CATANIA – Da alcuni giorni un colossale tsunami a forma di pallone si è abbattuto alle pendici dell’Etna, il grande vulcano che si staglia all’orizzonte della barocca e chiassosa Catania. L’ennesimo scandalo scommesse stavolta ha colpito il club etneo con i massimi dirigenti che avrebbero architettato uno squallido “teatrino” per salvare baracca e burattini dal baratro di una retrocessione in Lega Pro.
Pur con personaggi, motivazioni scatenanti e contesti storici assai differenti sembrano esserci dei parallelismi con un’altra avversa vicenda che toccò in prima persona il sodalizio rossazzurro. La nostra speciale macchina del tempo ci riporta indietro di ben 22 anni. Era il 31 luglio 1993 quando il Catania, assieme ad altre sette compagini, venne escluso dal campionato di competenza (la Serie C1) per inadempienze finanziare. In quell’estate bollente iniziò un lungo “braccio di ferro” tra la Federazione Italiana Gioco Calcio (allora presieduta da Antonio Matarrese) e il club etneo.

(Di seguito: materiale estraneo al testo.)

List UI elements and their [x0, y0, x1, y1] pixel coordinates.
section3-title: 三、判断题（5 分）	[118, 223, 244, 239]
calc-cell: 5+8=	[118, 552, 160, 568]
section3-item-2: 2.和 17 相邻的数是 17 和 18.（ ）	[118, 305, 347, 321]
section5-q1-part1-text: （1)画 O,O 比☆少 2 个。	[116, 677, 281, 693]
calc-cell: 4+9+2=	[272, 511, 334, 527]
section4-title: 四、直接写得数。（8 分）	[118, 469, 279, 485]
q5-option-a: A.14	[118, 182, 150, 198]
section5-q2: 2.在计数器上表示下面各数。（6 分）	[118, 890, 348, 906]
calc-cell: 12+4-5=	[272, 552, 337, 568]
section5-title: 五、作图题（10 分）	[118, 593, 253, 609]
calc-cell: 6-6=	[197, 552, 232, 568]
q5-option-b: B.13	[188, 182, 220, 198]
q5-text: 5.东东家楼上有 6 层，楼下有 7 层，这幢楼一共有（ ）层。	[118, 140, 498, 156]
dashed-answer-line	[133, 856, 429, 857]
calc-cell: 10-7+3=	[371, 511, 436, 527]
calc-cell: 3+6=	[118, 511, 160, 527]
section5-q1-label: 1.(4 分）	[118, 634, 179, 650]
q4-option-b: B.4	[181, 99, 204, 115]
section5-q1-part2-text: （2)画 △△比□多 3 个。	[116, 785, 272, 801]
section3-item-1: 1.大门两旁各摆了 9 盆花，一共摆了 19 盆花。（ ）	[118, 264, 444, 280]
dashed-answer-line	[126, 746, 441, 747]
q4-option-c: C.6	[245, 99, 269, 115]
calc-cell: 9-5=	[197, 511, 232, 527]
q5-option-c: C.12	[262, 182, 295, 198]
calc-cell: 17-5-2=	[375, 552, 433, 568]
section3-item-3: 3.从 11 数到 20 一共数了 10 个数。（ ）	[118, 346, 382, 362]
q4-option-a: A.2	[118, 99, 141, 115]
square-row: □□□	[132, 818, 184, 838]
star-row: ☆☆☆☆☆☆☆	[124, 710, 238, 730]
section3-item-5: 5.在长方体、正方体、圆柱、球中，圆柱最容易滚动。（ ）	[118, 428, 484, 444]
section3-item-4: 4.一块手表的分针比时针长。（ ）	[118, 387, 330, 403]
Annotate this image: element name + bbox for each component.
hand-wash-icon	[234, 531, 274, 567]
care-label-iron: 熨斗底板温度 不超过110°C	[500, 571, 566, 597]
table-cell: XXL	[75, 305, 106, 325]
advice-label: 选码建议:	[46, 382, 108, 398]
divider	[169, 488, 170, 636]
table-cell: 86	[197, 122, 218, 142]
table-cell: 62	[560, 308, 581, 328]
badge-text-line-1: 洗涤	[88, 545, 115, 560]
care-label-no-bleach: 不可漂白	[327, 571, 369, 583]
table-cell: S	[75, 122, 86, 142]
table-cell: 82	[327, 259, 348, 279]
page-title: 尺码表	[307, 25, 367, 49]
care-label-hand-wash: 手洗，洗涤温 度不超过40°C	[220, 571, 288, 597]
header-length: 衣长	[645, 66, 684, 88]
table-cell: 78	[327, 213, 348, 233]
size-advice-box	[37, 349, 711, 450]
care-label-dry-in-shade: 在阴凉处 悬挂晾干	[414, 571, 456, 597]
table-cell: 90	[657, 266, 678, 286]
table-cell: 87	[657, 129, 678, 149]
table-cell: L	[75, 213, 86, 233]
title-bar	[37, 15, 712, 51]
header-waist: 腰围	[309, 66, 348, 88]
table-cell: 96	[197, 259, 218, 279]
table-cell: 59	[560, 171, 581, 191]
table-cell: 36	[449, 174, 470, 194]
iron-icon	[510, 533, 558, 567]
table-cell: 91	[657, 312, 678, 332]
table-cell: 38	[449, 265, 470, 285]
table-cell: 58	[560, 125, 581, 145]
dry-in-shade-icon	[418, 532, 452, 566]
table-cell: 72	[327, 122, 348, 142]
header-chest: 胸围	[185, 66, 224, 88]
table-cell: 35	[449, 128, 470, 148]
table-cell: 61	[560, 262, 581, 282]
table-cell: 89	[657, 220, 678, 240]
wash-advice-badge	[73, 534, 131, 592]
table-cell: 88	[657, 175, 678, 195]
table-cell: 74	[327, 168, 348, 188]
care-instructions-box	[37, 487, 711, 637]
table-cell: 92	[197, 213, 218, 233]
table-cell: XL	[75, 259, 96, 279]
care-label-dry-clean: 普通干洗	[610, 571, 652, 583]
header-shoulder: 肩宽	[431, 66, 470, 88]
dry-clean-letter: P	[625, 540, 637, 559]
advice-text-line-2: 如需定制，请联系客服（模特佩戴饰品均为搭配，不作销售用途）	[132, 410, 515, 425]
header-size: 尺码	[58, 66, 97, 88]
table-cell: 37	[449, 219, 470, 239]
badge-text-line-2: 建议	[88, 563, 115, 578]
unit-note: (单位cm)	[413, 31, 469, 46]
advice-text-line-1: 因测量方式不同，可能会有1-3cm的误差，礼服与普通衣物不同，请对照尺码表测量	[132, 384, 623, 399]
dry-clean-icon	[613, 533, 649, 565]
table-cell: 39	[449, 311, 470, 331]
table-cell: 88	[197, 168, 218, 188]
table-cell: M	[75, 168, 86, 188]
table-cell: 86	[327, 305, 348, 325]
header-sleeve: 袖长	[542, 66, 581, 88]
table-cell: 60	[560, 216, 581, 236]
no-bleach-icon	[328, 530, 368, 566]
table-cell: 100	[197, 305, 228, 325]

Il “presidentissimo” Angelo Massimino lottò come un leone, sostenuto dallo zoccolo duro della tifoseria, nei tribunali per salvare lo storico marchio “1946” ed ottenere la riammissione nella vecchia Serie C1. Il Catania pagò a caro prezzo la presunzione dei vertici della Federcalcio, iniziando dai polverosi campetti dell’Eccellenza siciliana una lunga cavalcata che l’avrebbe riportata nel calcio che conta nel giro di un decennio. Dopo vent’anni i sentimenti di confusione e di generale sconforto sono quantomeno similari, anche se in quell’occasione c’era la certezza di trovare nel Cavaliere Massimino un punto di riferimento.
Al di là della vicenda giudiziaria, che potrebbe indebolire il Calcio Catania, la tifoseria ormai da tempo aveva preso le distanze dalla società, puntando il dito contro una gestione sportiva disastrosa. Nel giro di due stagioni si era passati da un esaltante ottavo posto in Serie A con vista Europa League ad una deprimente lotta salvezza tra i cadetti. I tifosi, come era già avvenuto in altri momenti bui della storia del club (dal caso Martinelli del 2003 alla salvezza a porte chiuse del 2007), hanno fatto fronte comune e, ancora una volta, hanno giurato amore eterno a prescindere dalla categoria in cui scenderanno in campo undici casacche a strisce verticali rosse e azzurre.